Brainstorm had some interesting bits but its rocky production history shows on the screen. Not an awful film by any means and not an ignominious swan song for Natalie but hardly her best showcase either.
When Bette Davis isn't on screen Fog Over Frisco is just another Warners programmer, peppy but average. But when she is she zaps the movie to life with a live wire performance of a girl you can actually feel hurtling towards disaster.
I didn't reach as far back as I usually do this week, for some reason all I could come up with on older films was the uninspired King of the Lumberjacks so I went slightly more current but still back a bit.
The Emerald Forest (1985)-Engineer Bill Markham is in Brazil with his wife Jean (Meg Foster) and young son Tommy (the film’s director John Boorman’s son Charlie) working on a hydroelectric dam on the edge of the rainforest.

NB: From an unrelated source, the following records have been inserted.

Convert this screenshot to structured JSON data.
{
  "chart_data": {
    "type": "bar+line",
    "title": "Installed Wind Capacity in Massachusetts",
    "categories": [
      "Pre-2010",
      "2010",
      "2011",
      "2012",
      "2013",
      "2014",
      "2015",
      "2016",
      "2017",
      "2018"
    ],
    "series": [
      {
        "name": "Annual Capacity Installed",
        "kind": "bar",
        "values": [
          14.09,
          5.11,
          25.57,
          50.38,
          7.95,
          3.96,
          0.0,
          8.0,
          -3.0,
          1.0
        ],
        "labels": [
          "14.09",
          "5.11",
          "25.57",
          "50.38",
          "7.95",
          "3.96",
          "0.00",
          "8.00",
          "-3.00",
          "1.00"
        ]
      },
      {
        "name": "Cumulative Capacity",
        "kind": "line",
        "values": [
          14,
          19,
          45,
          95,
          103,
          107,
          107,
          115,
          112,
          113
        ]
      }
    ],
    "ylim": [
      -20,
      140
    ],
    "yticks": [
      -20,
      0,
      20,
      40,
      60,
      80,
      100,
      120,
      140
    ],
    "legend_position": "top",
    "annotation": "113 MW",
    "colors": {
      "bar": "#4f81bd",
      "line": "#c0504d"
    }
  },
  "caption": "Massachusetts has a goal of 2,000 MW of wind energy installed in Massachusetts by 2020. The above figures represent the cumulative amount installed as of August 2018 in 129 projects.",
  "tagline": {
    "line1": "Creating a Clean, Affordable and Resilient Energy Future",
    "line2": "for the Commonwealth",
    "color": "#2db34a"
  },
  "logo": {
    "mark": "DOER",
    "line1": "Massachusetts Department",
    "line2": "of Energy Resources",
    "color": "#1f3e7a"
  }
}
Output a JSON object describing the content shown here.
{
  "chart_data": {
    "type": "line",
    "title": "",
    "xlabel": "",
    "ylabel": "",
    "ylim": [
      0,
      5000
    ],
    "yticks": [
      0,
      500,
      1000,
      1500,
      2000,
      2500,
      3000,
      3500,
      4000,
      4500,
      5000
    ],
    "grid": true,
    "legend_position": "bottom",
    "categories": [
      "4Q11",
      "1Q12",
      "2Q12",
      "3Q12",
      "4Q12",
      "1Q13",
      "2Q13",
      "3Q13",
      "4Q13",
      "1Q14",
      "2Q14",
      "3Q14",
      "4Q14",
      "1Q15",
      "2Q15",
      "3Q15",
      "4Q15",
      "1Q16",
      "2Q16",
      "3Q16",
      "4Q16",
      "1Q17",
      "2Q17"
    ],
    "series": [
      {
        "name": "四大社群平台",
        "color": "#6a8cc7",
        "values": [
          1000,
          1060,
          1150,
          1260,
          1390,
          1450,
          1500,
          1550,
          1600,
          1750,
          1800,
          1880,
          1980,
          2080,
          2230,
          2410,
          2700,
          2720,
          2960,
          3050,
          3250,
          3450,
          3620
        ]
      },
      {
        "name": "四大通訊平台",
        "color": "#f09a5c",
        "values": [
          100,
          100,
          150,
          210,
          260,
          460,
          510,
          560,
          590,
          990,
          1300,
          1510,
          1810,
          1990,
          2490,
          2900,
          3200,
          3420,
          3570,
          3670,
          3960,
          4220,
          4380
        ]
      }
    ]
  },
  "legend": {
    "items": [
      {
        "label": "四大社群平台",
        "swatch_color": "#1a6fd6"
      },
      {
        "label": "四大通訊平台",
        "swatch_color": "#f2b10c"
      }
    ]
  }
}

One day while the three are having a picnic near the site Tommy is taken by a forest tribe known as The Invisible People. Markham spends the next ten years searching the jungles for Tommy meeting many obstacles including the cannibalistic Fierce People along the way. Beautiful looking complex adventure based on true events.
Sometimes a Great Notion (1970)-The Stamper family, father Henry (Henry Fonda), oldest son Hank (Paul Newman), his wife Viv (Lee Remick), younger brother Leeland and nephew Joe Ben (Michael Sarrazin & Richard Jaeckel) are independent Oregon loggers. When the local union loggers go on strike against the corporate giant that controls most of the area they urge the Stampers to join them but being struggling independents they fear they won’t survive and refuse. The tensions that run high among them and the townsfolk is mirrored within the family leading to conflict and tragedy. Based on a Ken Kesey novel this is a sometimes slow but extremely well-acted (Jaeckel is a particular standout) complicated family drama.
The Edge (1997)-Uber rich Charles Morse (Anthony Hopkins) has gone with his model wife Mickey (Elle Macpherson) on a photo shoot to a remote mountain area along with photographer Robert Green (Alec Baldwin), who Charles suspects is involved with Mickey, and his assistant (Harold Perrineau). While Mickey stays behind the three men fly into the wilderness for nature photos but the plane crashes killing the pilot and the three men must struggle to survive not only the elements but the giant bear tracking them through the woods and ultimately each other.
Super intrigued by Brainstorm - love Walken! And I still need to see Plan 9.